Job Title: Commis Chef/ Demi Chef de Partie
Location: WEST -DIEGO MARTIN,CHAGUARAMAS
Town / City:
Job Type: Permanent full-time
POSITION : Commis Chef/ Demi Chef de Partie
REPORTS TO: Sous Chef/kitchen supervisor
- To assist in the preparation and service of food for guests and staff under the supervision of the Sous Chef/kitchen Supervisor
- To work and train on all stations in the kitchen by rotating station.
- To have full knowledge of menu and method of preparation.
- To maintain a high standard of specified work in accordance with the Chef’s instructions
- To prepare, cook and serve food delegated as your responsibility, ensuring that the highest possible quality is maintained and that agreed standards for food preparation and presentation are met at all times under guidance from a senior chef
- To ensure that all food is served at a safe and appropriate temperature using thermometers or other food safe devices where necessary.
- To aid in achieving food cost, kitchen standard and overall objectives
- To remove any hazards and make safe any defects in the kitchen or its equipment and report any problems to a senior chef
- To keep high standards of personal hygiene, clean uniform and overall camaraderie
- To adhere to company procedures in regards to temperature checks, food labelling and dating, cleaning schedules and hygiene regulations at all times ensuring that all records of such are maintained
- To assist with the acceptance and storage of deliveries and that all relevant
- company procedures are adhered to
- To be punctual for work and report directly to the manager on duty on arrival in the kitchen
- To be familiar with the opening and closing procedures of the kitchen and carry them out as rotated
- To keep high standards of cleanliness on section where employed, also to assist in any job regarding hygiene or cleanliness asked for by a senior chef
- To be fully aware of all hygiene control and chemicals used in the work place
- To have full knowledge of, and be able to act upon, fire procedures
- To work as part of a team in a constructive manner that enables the hotel to achieve the objective of being a market leader in the luxury hotel sector
- To comply with all hotel and company policies
- To be responsible, whilst liaising with the Executive Head Chef, for self-development
- To carry out and assist in the smooth running of the kitchen
- To attend all meeting and training sessions as required
- To undergo all training in both formal courses and on-the-job session to develop cooking and kitchen organizational skills.
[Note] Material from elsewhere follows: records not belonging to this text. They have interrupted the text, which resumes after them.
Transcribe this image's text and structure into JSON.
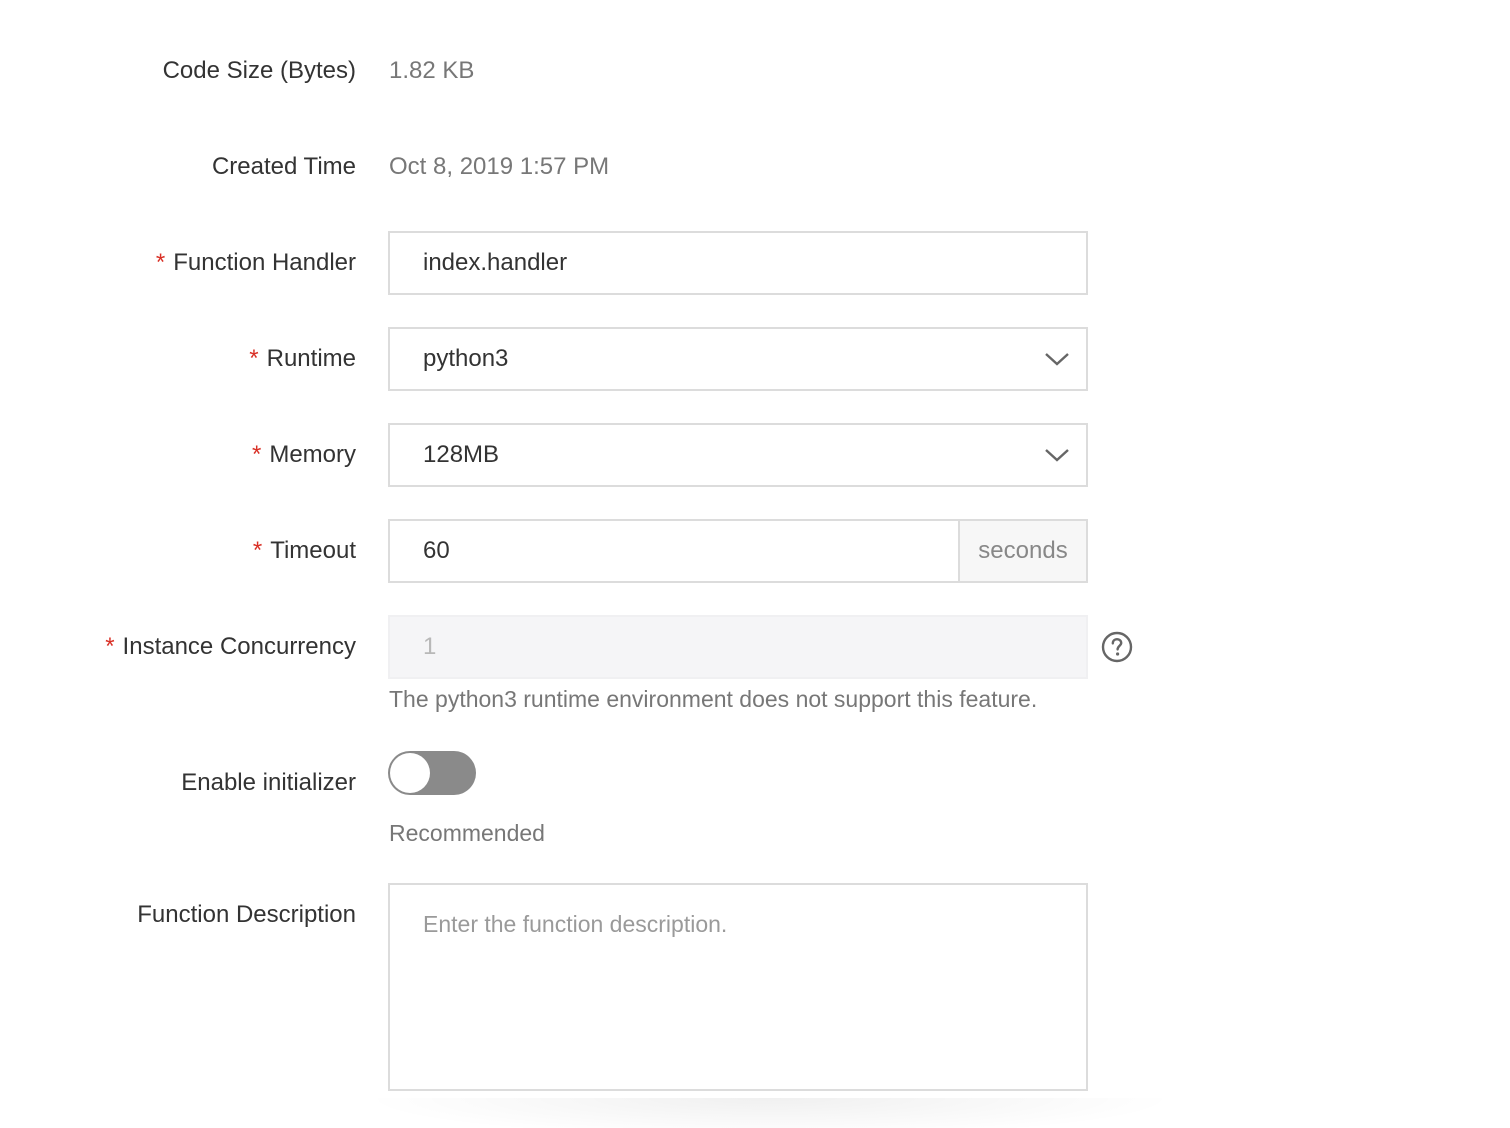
{
  "fields": {
    "code_size": {
      "label": "Code Size (Bytes)",
      "value": "1.82 KB"
    },
    "created_time": {
      "label": "Created Time",
      "value": "Oct 8, 2019 1:57 PM"
    },
    "function_handler": {
      "label": "Function Handler",
      "required_mark": "*",
      "value": "index.handler"
    },
    "runtime": {
      "label": "Runtime",
      "required_mark": "*",
      "selected": "python3",
      "icon": "chevron-down-icon"
    },
    "memory": {
      "label": "Memory",
      "required_mark": "*",
      "selected": "128MB",
      "icon": "chevron-down-icon"
    },
    "timeout": {
      "label": "Timeout",
      "required_mark": "*",
      "value": "60",
      "suffix": "seconds"
    },
    "instance_concurrency": {
      "label": "Instance Concurrency",
      "required_mark": "*",
      "value": "1",
      "disabled": true,
      "help_icon": "question-circle-icon",
      "note": "The python3 runtime environment does not support this feature."
    },
    "enable_initializer": {
      "label": "Enable initializer",
      "enabled": false,
      "hint": "Recommended"
    },
    "function_description": {
      "label": "Function Description",
      "placeholder": "Enter the function description.",
      "value": ""
    }
  },
  "colors": {
    "required": "#d93026",
    "border": "#dcdcdc",
    "toggle_off": "#8a8a8a",
    "disabled_bg": "#f5f5f7"
  }
}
- To comply with any reasonable request from your superiors
Health, Safety & Environmental (HSE)
- Practice all CrewsInn Safety & OSHA Policies & Procedures
- Maintain a safety conscious attitude at all times
- Ensure that adequate information is provided for completing tasks and seek clarification as required
- Inform supervisor of all unsafe conditions observed and the occurrence of incidents or accidents
- Securing, inspecting and using assigned PPE, tools and equipment appropriately
KNOWLEDGE & SKILLS
- Customer Service oriented
- Multi task
- Speed and dexterity
- Knowledge of HACCP procedures
- Detail oriented
- Knowledge of kitchen equipment
- Team oriented
- Ability to work under pressure
- Hours of Work:
Your normal workweek shall consist of forty hours, Sunday to Saturday on a shift basis. However, from time to time you may be required to work longer hours.
- Allocation of Time:
It is the employee’s personal responsibility, within the framework of the tasks he/she has been set, to ensure that his/her is distributed between tasks in the most advantageous way to the overall benefit of the Company.